Two non-Rotarians were presented with honorary Paul Harris Fellow awards Saturday evening. The award, named after Rotary's founder, means at least $1,000 was contributed to the Foundation in their names.
Recipient Cindy Mitchell, a Hudson School District teacher and coordinator for the district's STRIVE program, was lauded as "a dedicated educator who has exemplified the attributes of the Paul Harris award as a champion of program development for high school students who are at risk for dropping out of school," said presenter Garth Christenson. "She and her team have studied the best practices and written grants to help sustain the program in Hudson.
"Cindy herself has been an inspirational leader drawing others into the effort of developing programming and curricular materials for students. Her efforts and those of her team are integral to Hudson maintaining the high graduation rates that have been achieved over the years."

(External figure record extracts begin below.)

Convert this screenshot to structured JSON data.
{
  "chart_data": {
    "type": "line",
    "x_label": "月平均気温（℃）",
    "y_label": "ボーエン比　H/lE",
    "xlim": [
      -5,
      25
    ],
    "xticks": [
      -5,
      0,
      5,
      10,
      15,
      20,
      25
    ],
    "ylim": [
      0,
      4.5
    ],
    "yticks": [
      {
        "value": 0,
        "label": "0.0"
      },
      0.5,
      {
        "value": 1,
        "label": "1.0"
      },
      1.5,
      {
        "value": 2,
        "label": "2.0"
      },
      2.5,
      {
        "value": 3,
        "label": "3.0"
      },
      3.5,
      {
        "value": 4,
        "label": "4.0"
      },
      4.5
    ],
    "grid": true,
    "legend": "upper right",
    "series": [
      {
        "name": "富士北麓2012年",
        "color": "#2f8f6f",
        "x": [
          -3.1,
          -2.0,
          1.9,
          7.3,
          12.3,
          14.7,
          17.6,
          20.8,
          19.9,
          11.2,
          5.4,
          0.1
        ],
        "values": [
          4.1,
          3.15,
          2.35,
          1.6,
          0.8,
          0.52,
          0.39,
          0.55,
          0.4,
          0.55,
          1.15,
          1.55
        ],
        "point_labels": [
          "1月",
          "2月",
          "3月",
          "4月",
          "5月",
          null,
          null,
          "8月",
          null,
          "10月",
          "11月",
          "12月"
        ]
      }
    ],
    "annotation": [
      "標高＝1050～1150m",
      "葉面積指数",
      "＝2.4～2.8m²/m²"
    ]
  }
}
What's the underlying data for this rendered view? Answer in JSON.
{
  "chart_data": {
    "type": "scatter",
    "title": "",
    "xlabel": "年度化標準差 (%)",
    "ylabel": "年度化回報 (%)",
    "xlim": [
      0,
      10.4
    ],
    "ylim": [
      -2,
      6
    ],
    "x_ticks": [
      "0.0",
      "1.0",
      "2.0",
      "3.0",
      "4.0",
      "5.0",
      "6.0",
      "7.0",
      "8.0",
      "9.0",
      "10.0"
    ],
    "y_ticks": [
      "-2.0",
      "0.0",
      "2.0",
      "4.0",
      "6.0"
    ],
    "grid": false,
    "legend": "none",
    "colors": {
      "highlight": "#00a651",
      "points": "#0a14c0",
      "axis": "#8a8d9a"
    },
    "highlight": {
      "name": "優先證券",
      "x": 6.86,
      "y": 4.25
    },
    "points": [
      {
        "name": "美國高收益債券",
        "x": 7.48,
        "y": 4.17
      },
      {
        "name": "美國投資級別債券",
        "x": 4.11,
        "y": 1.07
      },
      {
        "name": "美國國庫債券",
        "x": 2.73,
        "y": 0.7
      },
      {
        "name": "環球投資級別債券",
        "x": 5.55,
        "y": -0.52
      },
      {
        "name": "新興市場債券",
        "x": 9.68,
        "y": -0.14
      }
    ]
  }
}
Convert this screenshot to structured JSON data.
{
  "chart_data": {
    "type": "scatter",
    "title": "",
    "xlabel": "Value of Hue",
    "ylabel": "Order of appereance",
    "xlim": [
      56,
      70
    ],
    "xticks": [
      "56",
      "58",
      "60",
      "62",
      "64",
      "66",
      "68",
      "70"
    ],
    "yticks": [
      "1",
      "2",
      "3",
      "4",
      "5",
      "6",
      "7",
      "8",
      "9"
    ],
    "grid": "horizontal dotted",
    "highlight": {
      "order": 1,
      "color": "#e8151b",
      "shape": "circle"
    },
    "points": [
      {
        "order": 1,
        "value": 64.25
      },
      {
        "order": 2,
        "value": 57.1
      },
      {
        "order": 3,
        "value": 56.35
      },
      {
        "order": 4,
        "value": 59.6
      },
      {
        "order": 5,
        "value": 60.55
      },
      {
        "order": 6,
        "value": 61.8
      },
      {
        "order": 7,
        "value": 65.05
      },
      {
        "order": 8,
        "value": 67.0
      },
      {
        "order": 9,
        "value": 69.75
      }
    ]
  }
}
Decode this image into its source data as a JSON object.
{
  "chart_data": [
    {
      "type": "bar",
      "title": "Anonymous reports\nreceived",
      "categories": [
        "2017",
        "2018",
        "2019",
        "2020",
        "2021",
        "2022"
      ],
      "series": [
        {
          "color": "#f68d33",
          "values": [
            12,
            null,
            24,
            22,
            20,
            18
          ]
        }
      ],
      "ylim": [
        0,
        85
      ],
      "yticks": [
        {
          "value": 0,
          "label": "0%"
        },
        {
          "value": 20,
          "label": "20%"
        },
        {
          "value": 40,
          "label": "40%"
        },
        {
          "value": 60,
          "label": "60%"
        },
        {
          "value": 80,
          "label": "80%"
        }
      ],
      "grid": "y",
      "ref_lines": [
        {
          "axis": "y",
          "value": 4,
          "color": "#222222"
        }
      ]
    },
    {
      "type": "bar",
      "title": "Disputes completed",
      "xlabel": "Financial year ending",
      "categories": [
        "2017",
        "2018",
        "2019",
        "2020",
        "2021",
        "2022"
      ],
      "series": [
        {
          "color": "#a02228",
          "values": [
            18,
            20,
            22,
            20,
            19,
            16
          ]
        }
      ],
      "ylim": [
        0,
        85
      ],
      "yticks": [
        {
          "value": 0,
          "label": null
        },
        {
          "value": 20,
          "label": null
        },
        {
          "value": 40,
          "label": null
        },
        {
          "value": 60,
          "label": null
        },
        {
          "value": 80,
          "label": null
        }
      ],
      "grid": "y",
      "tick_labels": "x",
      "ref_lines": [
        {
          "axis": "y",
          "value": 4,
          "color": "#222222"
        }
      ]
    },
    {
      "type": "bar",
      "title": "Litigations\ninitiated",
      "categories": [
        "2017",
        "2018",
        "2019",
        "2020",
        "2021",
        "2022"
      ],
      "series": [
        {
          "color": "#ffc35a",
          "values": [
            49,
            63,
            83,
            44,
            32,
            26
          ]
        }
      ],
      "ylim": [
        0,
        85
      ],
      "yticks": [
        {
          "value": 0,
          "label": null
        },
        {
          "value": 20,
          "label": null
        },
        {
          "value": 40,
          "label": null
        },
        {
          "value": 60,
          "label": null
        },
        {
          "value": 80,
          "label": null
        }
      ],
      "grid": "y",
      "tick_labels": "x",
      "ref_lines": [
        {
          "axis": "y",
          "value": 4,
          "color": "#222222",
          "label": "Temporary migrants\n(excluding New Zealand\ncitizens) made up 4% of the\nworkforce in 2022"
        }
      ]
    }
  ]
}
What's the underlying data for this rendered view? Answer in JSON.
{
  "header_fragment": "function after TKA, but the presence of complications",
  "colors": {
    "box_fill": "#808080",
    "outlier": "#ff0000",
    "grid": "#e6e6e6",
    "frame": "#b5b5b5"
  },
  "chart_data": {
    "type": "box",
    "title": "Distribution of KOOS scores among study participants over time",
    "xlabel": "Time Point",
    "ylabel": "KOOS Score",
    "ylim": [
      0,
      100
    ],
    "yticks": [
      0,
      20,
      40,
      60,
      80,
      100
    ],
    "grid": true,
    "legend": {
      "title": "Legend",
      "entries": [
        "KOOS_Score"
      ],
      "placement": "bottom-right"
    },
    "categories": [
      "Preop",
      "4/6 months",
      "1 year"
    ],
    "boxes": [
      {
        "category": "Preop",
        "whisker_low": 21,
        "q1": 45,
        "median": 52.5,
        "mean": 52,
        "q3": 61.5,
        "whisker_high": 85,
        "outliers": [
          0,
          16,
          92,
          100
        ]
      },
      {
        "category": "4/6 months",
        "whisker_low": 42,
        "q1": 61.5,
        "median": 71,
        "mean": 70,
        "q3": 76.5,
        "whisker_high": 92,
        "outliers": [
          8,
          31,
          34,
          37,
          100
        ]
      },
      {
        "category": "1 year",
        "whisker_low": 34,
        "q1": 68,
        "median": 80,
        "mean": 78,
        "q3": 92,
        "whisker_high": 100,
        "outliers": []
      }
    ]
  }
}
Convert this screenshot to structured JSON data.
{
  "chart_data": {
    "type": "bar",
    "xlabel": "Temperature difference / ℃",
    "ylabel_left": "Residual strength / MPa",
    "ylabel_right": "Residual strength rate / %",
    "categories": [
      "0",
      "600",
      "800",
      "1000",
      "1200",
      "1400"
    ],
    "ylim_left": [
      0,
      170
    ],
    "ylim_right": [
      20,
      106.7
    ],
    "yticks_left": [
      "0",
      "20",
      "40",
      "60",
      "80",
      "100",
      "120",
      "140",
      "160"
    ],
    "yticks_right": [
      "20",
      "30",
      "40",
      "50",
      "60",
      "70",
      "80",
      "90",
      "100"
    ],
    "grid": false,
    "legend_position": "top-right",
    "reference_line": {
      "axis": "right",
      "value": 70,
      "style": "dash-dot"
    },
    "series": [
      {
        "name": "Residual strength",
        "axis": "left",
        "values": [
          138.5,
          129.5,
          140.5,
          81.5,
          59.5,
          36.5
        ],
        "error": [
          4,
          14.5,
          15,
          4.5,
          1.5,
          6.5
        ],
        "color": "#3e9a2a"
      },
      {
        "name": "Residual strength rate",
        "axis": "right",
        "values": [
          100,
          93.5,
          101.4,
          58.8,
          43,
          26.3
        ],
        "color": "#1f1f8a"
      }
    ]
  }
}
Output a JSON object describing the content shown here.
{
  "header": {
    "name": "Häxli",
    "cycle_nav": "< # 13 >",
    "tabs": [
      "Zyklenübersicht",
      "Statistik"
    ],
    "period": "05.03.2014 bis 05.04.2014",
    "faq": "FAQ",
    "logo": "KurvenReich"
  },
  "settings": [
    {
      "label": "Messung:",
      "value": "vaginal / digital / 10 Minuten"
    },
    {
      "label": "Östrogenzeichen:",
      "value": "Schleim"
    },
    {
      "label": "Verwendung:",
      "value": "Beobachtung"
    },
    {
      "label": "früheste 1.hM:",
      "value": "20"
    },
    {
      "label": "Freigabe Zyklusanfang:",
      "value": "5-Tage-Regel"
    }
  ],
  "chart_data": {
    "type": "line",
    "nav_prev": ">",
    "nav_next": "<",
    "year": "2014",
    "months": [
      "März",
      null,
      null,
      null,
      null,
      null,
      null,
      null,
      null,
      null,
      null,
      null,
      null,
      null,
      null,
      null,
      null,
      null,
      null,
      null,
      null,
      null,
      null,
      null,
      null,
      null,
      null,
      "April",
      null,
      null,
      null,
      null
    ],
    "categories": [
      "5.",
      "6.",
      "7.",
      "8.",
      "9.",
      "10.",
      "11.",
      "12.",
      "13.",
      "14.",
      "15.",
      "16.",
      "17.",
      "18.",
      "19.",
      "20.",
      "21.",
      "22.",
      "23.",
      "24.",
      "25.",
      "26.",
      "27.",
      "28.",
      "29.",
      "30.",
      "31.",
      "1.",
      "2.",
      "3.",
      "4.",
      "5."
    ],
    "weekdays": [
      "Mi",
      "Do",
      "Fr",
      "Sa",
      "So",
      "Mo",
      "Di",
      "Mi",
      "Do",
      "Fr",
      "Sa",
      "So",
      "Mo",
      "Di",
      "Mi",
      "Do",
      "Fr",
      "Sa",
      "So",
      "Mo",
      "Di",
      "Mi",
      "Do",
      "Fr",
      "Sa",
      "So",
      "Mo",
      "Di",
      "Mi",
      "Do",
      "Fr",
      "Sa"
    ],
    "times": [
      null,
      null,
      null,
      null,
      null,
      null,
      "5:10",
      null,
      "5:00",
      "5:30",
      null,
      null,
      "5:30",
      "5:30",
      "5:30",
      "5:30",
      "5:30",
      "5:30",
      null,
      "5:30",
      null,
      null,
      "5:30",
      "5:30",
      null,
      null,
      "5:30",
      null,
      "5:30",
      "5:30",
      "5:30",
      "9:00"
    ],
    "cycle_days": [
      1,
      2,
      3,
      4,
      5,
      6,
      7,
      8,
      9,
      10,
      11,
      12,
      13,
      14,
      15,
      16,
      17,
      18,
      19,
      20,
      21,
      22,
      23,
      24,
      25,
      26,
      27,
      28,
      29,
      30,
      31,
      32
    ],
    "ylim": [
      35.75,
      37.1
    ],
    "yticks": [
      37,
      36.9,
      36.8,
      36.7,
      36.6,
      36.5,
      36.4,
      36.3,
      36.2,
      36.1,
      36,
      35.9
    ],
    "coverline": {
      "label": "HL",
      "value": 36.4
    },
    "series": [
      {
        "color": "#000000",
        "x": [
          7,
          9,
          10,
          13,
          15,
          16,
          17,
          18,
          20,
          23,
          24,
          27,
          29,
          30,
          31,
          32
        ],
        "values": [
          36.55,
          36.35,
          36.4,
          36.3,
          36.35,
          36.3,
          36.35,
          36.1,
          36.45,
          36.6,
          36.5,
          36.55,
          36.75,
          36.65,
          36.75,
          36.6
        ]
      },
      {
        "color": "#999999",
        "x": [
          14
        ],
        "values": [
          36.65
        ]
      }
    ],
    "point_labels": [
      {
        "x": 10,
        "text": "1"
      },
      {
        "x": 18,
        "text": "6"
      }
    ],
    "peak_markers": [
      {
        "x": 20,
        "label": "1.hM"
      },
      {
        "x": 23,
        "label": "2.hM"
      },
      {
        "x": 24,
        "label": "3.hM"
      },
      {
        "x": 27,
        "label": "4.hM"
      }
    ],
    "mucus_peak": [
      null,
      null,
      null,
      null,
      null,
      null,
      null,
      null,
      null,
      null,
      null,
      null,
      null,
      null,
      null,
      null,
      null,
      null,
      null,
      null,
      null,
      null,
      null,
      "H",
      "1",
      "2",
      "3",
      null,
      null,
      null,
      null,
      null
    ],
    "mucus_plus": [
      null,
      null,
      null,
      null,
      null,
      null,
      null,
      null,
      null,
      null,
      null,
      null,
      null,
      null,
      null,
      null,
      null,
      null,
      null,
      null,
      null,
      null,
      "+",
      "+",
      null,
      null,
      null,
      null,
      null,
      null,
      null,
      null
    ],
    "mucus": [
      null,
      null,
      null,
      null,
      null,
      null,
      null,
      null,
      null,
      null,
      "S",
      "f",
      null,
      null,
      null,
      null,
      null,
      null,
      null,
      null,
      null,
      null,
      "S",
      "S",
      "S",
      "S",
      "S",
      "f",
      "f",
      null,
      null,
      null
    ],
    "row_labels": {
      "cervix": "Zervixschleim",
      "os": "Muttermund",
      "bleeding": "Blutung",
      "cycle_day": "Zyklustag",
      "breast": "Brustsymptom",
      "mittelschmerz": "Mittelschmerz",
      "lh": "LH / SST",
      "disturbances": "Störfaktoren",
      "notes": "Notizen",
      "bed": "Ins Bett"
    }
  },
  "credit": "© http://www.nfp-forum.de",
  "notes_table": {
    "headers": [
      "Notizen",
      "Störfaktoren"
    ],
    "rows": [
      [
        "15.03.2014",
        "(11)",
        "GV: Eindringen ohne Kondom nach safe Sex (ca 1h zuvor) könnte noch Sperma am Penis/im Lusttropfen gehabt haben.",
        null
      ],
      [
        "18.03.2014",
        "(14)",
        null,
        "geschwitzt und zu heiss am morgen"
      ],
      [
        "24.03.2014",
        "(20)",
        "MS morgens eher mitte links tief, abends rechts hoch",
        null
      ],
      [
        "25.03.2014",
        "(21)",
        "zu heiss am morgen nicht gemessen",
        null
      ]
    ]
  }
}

STRIVE is an acronym formed from "socialization, transition, reflection, innovation, vocation and education." The program addresses many issues faced by young adults including improving fundamental academic skills, developing leadership potential, improving economic opportunities through continuing education, enhancing or upgrading work skills, integrating literary and social skills into occupational/vocational opportunities, fostering career opportunities through education and training, and promoting peer support for parents and siblings of this young population.
Pastor Van Bredeson was the second citizen recognized. In making the award, Rotarian Steve Wilcox said it was Van Bredeson's 1995 presentation about Minneapolis-based Search Institute's Developmental Assets survey that stimulated our club and many members still active today to take action. The Daybreak Rotary's involvement spiraled into community meetings, a survey of community assets, youth focus groups and compilation of youth needs. As a result, seven volleyball courts were built in city parks, an Interact Youth Service Club was formed at the high school, a new STRIVE program for "at-risk" students was begun, a coaches mentorship program formed, the Royalty Wheel Park was conceived and built, a teen center was developed at the Hudson YMCA, Junior Achievement was initiated in local schools and the organization now known as Youth Action Hudson was created.
Van Bredeson's inspiration has also resulted in youth scholarships at the high school, a bicycle "round-up," a school mentorship program, park benches around the community and more.
"The Power of One is often talked about as a catalyst of initiation that, like the rain drop on the sheet of water, starts the ripple of activity outlined above. During my tenure in Rotary of 33 years your presentation stands out as that catalyzing moment where many of us looked at one another and decided we could collectively make a big difference with our Hudson youth," Wilcox said.
Award recipient John Knutson later returned to the podium to pick up a diamond, valued at $1,000, which he won as a participant in a raffle fundraiser.